Over the past two decades, democracy, human rights and the rule of law have come under increasing pressure in Europe. EU Member States like Hungary, Poland or Romania but also countries from the Council of Europe such as Russia or Turkey have unsettled what seemed to be an emerging consensus over liberal constitutionalism (pluralism, judicial independence, gender equality, minority as well as migrants’ rights, etc.). While the European Union and most Member States face criticisms about their own democratic and rule of law shortcomings, they seem to struggle to find responses to this “rule of law” challenge across the continent, thereby turning it into an existential crisis for the EU and its “common values”.

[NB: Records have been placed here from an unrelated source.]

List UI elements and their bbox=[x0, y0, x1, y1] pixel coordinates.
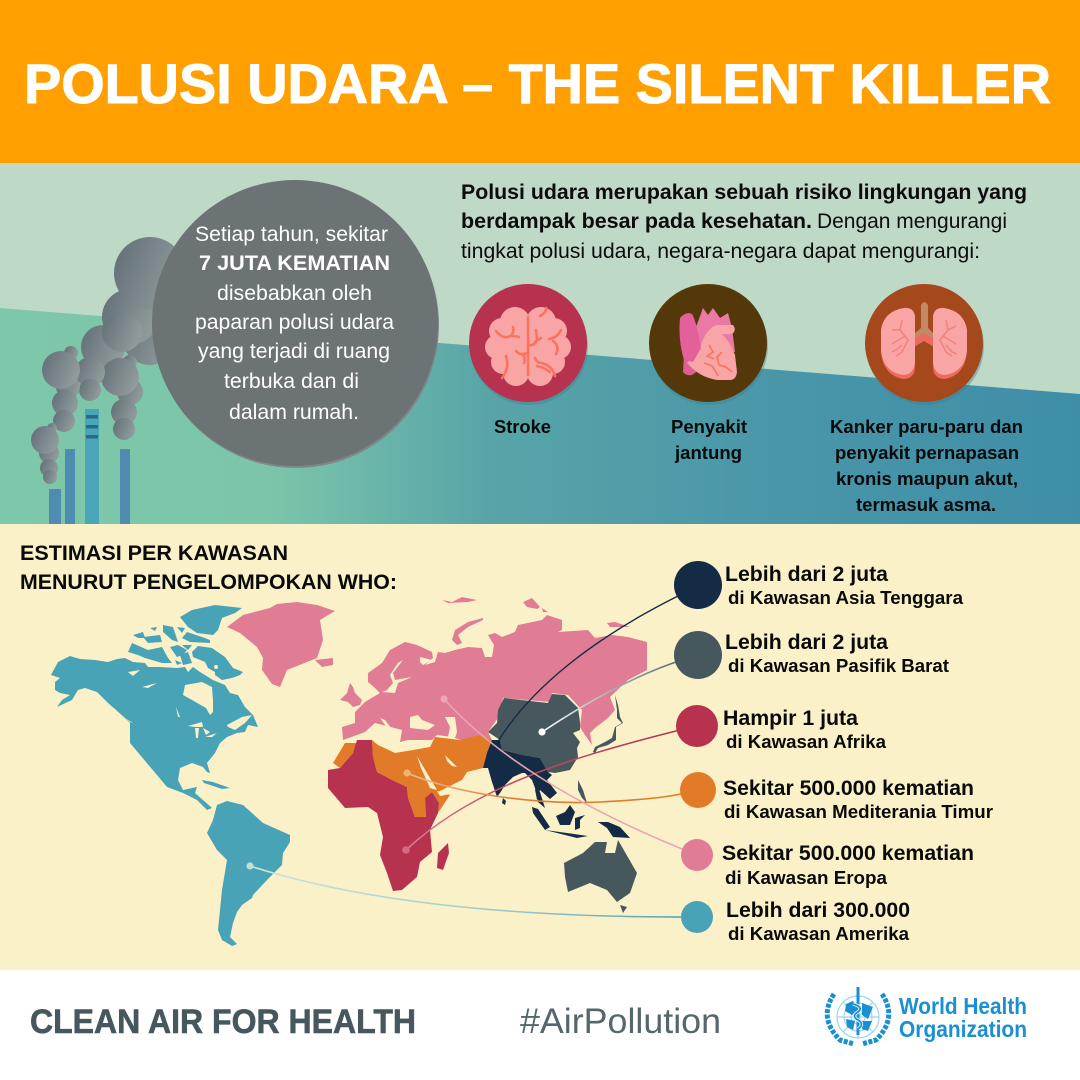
intro text block: Polusi udara merupakan sebuah risiko lingkungan yang bbox=[461, 181, 1027, 204]
legend: Afrika bbox=[676, 705, 887, 752]
map region: Europe bbox=[340, 597, 647, 745]
map cutouts: Red Sea and Gulf bbox=[417, 755, 457, 796]
callout: 7 juta kematian circle: 7 JUTA KEMATIAN bbox=[199, 252, 390, 275]
legend: Amerika: Lebih dari 300.000 bbox=[726, 899, 910, 922]
icon: brain (stroke) bbox=[469, 284, 588, 405]
callout: 7 juta kematian circle: dalam rumah. bbox=[229, 401, 359, 424]
legend: Mediterania Timur: Sekitar 500.000 kematian bbox=[723, 777, 974, 800]
legend: Afrika: Hampir 1 juta bbox=[723, 707, 858, 730]
map region: Africa bbox=[328, 740, 449, 891]
map region: Americas bbox=[51, 605, 290, 946]
legend: Asia Tenggara bbox=[674, 561, 964, 609]
logo: World Health Organization bbox=[827, 987, 1027, 1044]
text: WHO name: Organization bbox=[899, 1016, 1027, 1042]
text: heart disease label: Penyakit bbox=[671, 416, 747, 437]
icon: lungs bbox=[865, 284, 984, 405]
legend: Asia Tenggara: di Kawasan Asia Tenggara bbox=[728, 587, 964, 608]
footer: campaign name: CLEAN AIR FOR HEALTH bbox=[30, 1003, 416, 1041]
text: WHO name bbox=[899, 993, 1027, 1042]
callout: 7 juta kematian circle: paparan polusi udara bbox=[195, 311, 394, 334]
map cutouts: European seas bbox=[380, 657, 457, 738]
legend: Eropa: di Kawasan Eropa bbox=[725, 867, 888, 888]
text: heart disease label bbox=[671, 416, 747, 463]
icon: WHO emblem bbox=[827, 987, 889, 1044]
callout: 7 juta kematian circle: Setiap tahun, sekitar bbox=[195, 223, 388, 246]
icon: factory chimneys bbox=[49, 409, 130, 524]
chart: world map bbox=[51, 597, 647, 946]
legend: Eropa bbox=[681, 839, 974, 888]
map cutouts: North American waters bbox=[113, 665, 252, 778]
map region: Greenland and Iceland bbox=[227, 602, 335, 687]
footer: hashtag: #AirPollution bbox=[520, 1002, 721, 1041]
text: WHO name: World Health bbox=[899, 993, 1027, 1019]
text: lung cancer label bbox=[830, 416, 1023, 515]
map region: Eastern Mediterranean bbox=[333, 735, 492, 817]
legend: Afrika: di Kawasan Afrika bbox=[726, 731, 887, 752]
callout: 7 juta kematian circle: yang terjadi di ruang bbox=[198, 340, 390, 363]
icon: smoke clouds bbox=[31, 237, 186, 484]
intro text block: Dengan mengurangi bbox=[817, 210, 1007, 233]
text: heart disease label: jantung bbox=[674, 442, 742, 463]
legend: Mediterania Timur: di Kawasan Mediterania Timur bbox=[724, 801, 994, 822]
legend: Pasifik Barat bbox=[674, 631, 950, 679]
chart: connector lines bbox=[246, 596, 698, 917]
legend: Asia Tenggara: Lebih dari 2 juta bbox=[725, 563, 888, 586]
title banner: POLUSI UDARA – THE SILENT KILLER bbox=[24, 52, 1051, 115]
legend: Amerika bbox=[681, 899, 910, 944]
legend: Pasifik Barat: di Kawasan Pasifik Barat bbox=[728, 655, 950, 676]
callout: 7 juta kematian circle bbox=[152, 180, 439, 468]
panel: sky and hill background bbox=[0, 163, 1080, 524]
legend: Mediterania Timur bbox=[680, 772, 994, 822]
intro text block: berdampak besar pada kesehatan. bbox=[461, 210, 812, 233]
footer band bbox=[0, 970, 1080, 1080]
text: lung cancer label: Kanker paru-paru dan bbox=[830, 416, 1023, 437]
intro text block bbox=[461, 181, 1027, 263]
title banner bbox=[0, 0, 1080, 163]
heading: regional estimate: ESTIMASI PER KAWASAN bbox=[20, 541, 288, 565]
legend: Pasifik Barat: Lebih dari 2 juta bbox=[725, 631, 888, 654]
map region: Western Pacific bbox=[488, 694, 637, 913]
legend: Eropa: Sekitar 500.000 kematian bbox=[722, 842, 974, 865]
heading: regional estimate: MENURUT PENGELOMPOKAN WHO: bbox=[20, 570, 397, 594]
text: lung cancer label: kronis maupun akut, bbox=[836, 468, 1018, 489]
heading: regional estimate bbox=[20, 541, 397, 594]
text: stroke label: Stroke bbox=[494, 416, 551, 437]
text: lung cancer label: termasuk asma. bbox=[856, 494, 996, 515]
icon: heart bbox=[649, 284, 768, 405]
intro text block: tingkat polusi udara, negara-negara dapat mengurangi: bbox=[461, 240, 980, 263]
text: lung cancer label: penyakit pernapasan bbox=[835, 442, 1019, 463]
callout: 7 juta kematian circle: disebabkan oleh bbox=[217, 282, 372, 305]
legend: Amerika: di Kawasan Amerika bbox=[728, 923, 910, 944]
callout: 7 juta kematian circle: terbuka dan di bbox=[224, 370, 359, 393]
map region: South-East Asia bbox=[483, 740, 630, 838]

The course will provide conceptual tools and sociological insights to make sense of the increasingly polarised debates over “rule of law”, “illiberal democracies” and “populist constitutionalism”. To do, it will also explore the historical, political and legal roots of the current crisis, map out the strategies of the actors (governments, NGOs, constitutional courts, Council of Europe, EU, etc.) involved in this transnational debate, and analyse the gradual establishment and current shortcomings of a “rule of law” policy at the EU level. From a disciplinary perspective, the course will draw from the field of transnational history, socio-legal studies, EU studies and comparative politics.
This course is for 2nd year MIA and MPP students only.